In the case of the Tauros, the project it is expected to incorporate a herd of 24 animals that already live in the Frías de Albarracín area, introduced 17 months ago by Ricardo Almazán, the manager of an animal park called La Maleza. “After 17 months the ground is already changing a lot, because the Tauro is an animal that eats lignified vegetation, bushes with woody stems; literally, it eats wood,” says Almazán, emphasizing the importance of this in fighting wildfires. “A beef cow has to be fed for eight or nine months out of the year, otherwise it will die. But these Tauros take advantage of the natural resources, feeding on what they find, whatever the weather, without ever getting sick.”

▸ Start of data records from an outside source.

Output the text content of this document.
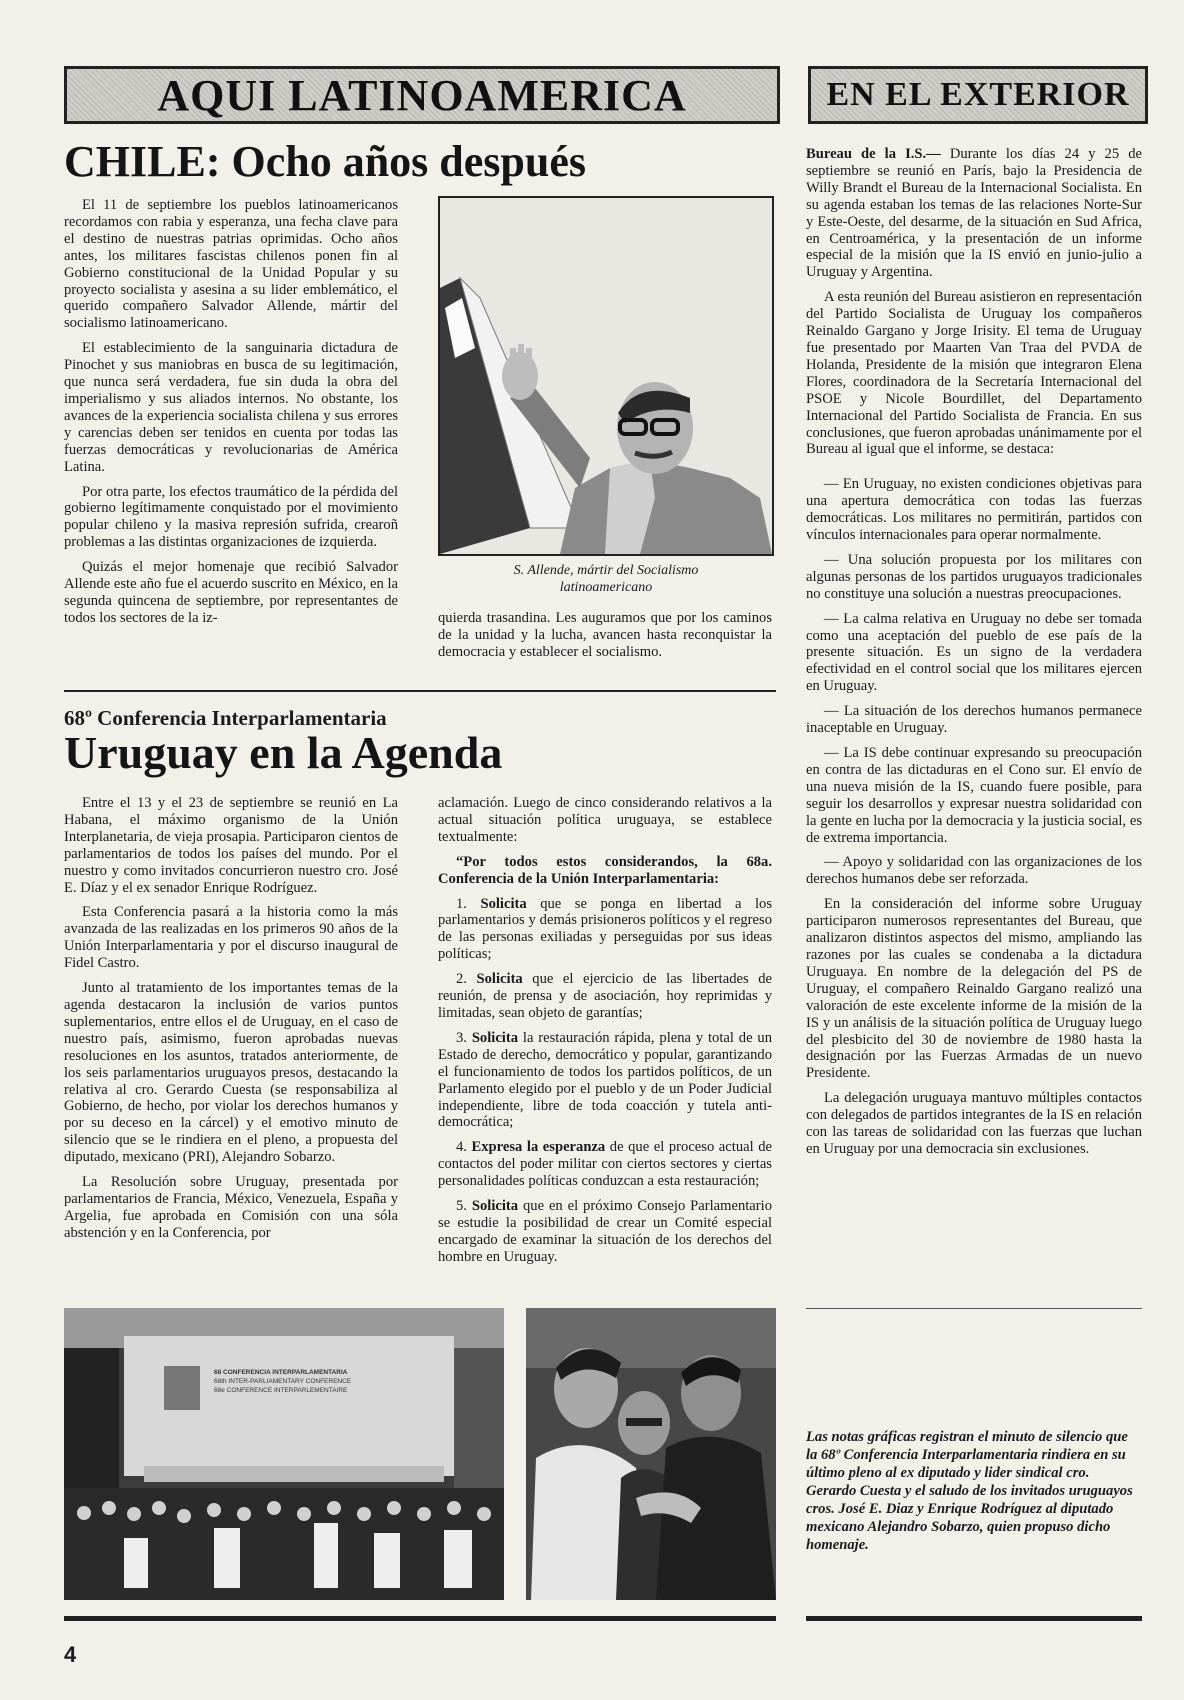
AQUI LATINOAMERICA	EN EL EXTERIOR
CHILE: Ocho años después

El 11 de septiembre los pueblos latinoamericanos recordamos con rabia y esperanza, una fecha clave para el destino de nuestras patrias oprimidas. Ocho años antes, los militares fascistas chilenos ponen fin al Gobierno constitucional de la Unidad Popular y su proyecto socialista y asesina a su lider emblemático, el querido compañero Salvador Allende, mártir del socialismo latinoamericano.

El establecimiento de la sanguinaria dictadura de Pinochet y sus maniobras en busca de su legitimación, que nunca será verdadera, fue sin duda la obra del imperialismo y sus aliados internos. No obstante, los avances de la experiencia socialista chilena y sus errores y carencias deben ser tenidos en cuenta por todas las fuerzas democráticas y revolucionarias de América Latina.

Por otra parte, los efectos traumático de la pérdida del gobierno legítimamente conquistado por el movimiento popular chileno y la masiva represión sufrida, crearoñ problemas a las distintas organizaciones de izquierda.

Quizás el mejor homenaje que recibió Salvador Allende este año fue el acuerdo suscrito en México, en la segunda quincena de septiembre, por representantes de todos los sectores de la iz-

S. Allende, mártir del Socialismo latinoamericano

quierda trasandina. Les auguramos que por los caminos de la unidad y la lucha, avancen hasta reconquistar la democracia y establecer el socialismo.

68º Conferencia Interparlamentaria
Uruguay en la Agenda

Entre el 13 y el 23 de septiembre se reunió en La Habana, el máximo organismo de la Unión Interplanetaria, de vieja prosapia. Participaron cientos de parlamentarios de todos los países del mundo. Por el nuestro y como invitados concurrieron nuestro cro. José E. Díaz y el ex senador Enrique Rodríguez.

Esta Conferencia pasará a la historia como la más avanzada de las realizadas en los primeros 90 años de la Unión Interparlamentaria y por el discurso inaugural de Fidel Castro.

Junto al tratamiento de los importantes temas de la agenda destacaron la inclusión de varios puntos suplementarios, entre ellos el de Uruguay, en el caso de nuestro país, asimismo, fueron aprobadas nuevas resoluciones en los asuntos, tratados anteriormente, de los seis parlamentarios uruguayos presos, destacando la relativa al cro. Gerardo Cuesta (se responsabiliza al Gobierno, de hecho, por violar los derechos humanos y por su deceso en la cárcel) y el emotivo minuto de silencio que se le rindiera en el pleno, a propuesta del diputado, mexicano (PRI), Alejandro Sobarzo.

La Resolución sobre Uruguay, presentada por parlamentarios de Francia, México, Venezuela, España y Argelia, fue aprobada en Comisión con una sóla abstención y en la Conferencia, por

aclamación. Luego de cinco considerando relativos a la actual situación política uruguaya, se establece textualmente:

“Por todos estos considerandos, la 68a. Conferencia de la Unión Interparlamentaria:

1. Solicita que se ponga en libertad a los parlamentarios y demás prisioneros políticos y el regreso de las personas exiliadas y perseguidas por sus ideas políticas;

2. Solicita que el ejercicio de las libertades de reunión, de prensa y de asociación, hoy reprimidas y limitadas, sean objeto de garantías;

3. Solicita la restauración rápida, plena y total de un Estado de derecho, democrático y popular, garantizando el funcionamiento de todos los partidos políticos, de un Parlamento elegido por el pueblo y de un Poder Judicial independiente, libre de toda coacción y tutela anti-democrática;

4. Expresa la esperanza de que el proceso actual de contactos del poder militar con ciertos sectores y ciertas personalidades políticas conduzcan a esta restauración;

5. Solicita que en el próximo Consejo Parlamentario se estudie la posibilidad de crear un Comité especial encargado de examinar la situación de los derechos del hombre en Uruguay.

Bureau de la I.S.— Durante los días 24 y 25 de septiembre se reunió en París, bajo la Presidencia de Willy Brandt el Bureau de la Internacional Socialista. En su agenda estaban los temas de las relaciones Norte-Sur y Este-Oeste, del desarme, de la situación en Sud Africa, en Centroamérica, y la presentación de un informe especial de la misión que la IS envió en junio-julio a Uruguay y Argentina.

A esta reunión del Bureau asistieron en representación del Partido Socialista de Uruguay los compañeros Reinaldo Gargano y Jorge Irisity. El tema de Uruguay fue presentado por Maarten Van Traa del PVDA de Holanda, Presidente de la misión que integraron Elena Flores, coordinadora de la Secretaría Internacional del PSOE y Nicole Bourdillet, del Departamento Internacional del Partido Socialista de Francia. En sus conclusiones, que fueron aprobadas unánimamente por el Bureau al igual que el informe, se destaca:

— En Uruguay, no existen condiciones objetivas para una apertura democrática con todas las fuerzas democráticas. Los militares no permitirán, partidos con vínculos internacionales para operar normalmente.

— Una solución propuesta por los militares con algunas personas de los partidos uruguayos tradicionales no constituye una solución a nuestras preocupaciones.

— La calma relativa en Uruguay no debe ser tomada como una aceptación del pueblo de ese país de la presente situación. Es un signo de la verdadera efectividad en el control social que los militares ejercen en Uruguay.

— La situación de los derechos humanos permanece inaceptable en Uruguay.

— La IS debe continuar expresando su preocupación en contra de las dictaduras en el Cono sur. El envío de una nueva misión de la IS, cuando fuere posible, para seguir los desarrollos y expresar nuestra solidaridad con la gente en lucha por la democracia y la justicia social, es de extrema importancia.

— Apoyo y solidaridad con las organizaciones de los derechos humanos debe ser reforzada.

En la consideración del informe sobre Uruguay participaron numerosos representantes del Bureau, que analizaron distintos aspectos del mismo, ampliando las razones por las cuales se condenaba a la dictadura Uruguaya. En nombre de la delegación del PS de Uruguay, el compañero Reinaldo Gargano realizó una valoración de este excelente informe de la misión de la IS y un análisis de la situación política de Uruguay luego del plesbicito del 30 de noviembre de 1980 hasta la designación por las Fuerzas Armadas de un nuevo Presidente.

La delegación uruguaya mantuvo múltiples contactos con delegados de partidos integrantes de la IS en relación con las tareas de solidaridad con las fuerzas que luchan en Uruguay por una democracia sin exclusiones.

68 CONFERENCIA INTERPARLAMENTARIA
68th INTER-PARLIAMENTARY CONFERENCE
68e CONFERENCE INTERPARLEMENTAIRE
Las notas gráficas registran el minuto de silencio que la 68º Conferencia Interparlamentaria rindiera en su último pleno al ex diputado y lider sindical cro. Gerardo Cuesta y el saludo de los invitados uruguayos cros. José E. Diaz y Enrique Rodríguez al diputado mexicano Alejandro Sobarzo, quien propuso dicho homenaje.
4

Almazán explains that the Tauro is a bovine that has been bred deliberately to resemble the extinct aurochs, which roamed Europe until the early 17th century. Another Dutch foundation, Stichting Taurus, has been instrumental in the breeding program, which began in 2009 by crossing different types of Europe’s hardiest known bovines (including three Spanish breeds, the Limia, the Sayaguesa and the Pajuna del sur). “The Tauro is an animal that reaches up to 1,000 kilos, is about 1.80 meters tall at the withers (where the neck begins) and has its horns always pointing upwards, as the aurochs had,” says Almazán. “It’s not a dangerous animal at all, but Tauro projects can only thrive in places devoid of humans, because a thousand-kilo critter is scary.”
Last year, a group of scientists issued a warning about the risks of introducing European bison in parts of the Iberian peninsula, where it had never lived before. In the case of the Tauros, Almazán points out that “it cannot be said that it is an exotic species, since the Tauro is a bovine with current European cow genes, especially adapted to European ecosystems, and what is intended is the recovery of a key species that once lived here and that we eliminated.”
For the mayor of Frías de Albarracín, Benito Lacasa, “managing these animals is not difficult, but it is not easy either.” “Although we have a small population in these mountains, there are still people in these municipalities, there is farmland, sheep farming, wood harvesting and other activities, so the Tauros must be compatible with all these activities, it is not about using the space exclusively for these animals.” Lacasa explains that an area of about 500 hectares near the municipality has been fenced off so it does not interfere with other activities. “We have done this with two purposes: one is scientific, to see the changes that these animals produce in the landscape, in the pastures, in the insects; and the other is to see if there is any tourist interest to come and see these Tauros.”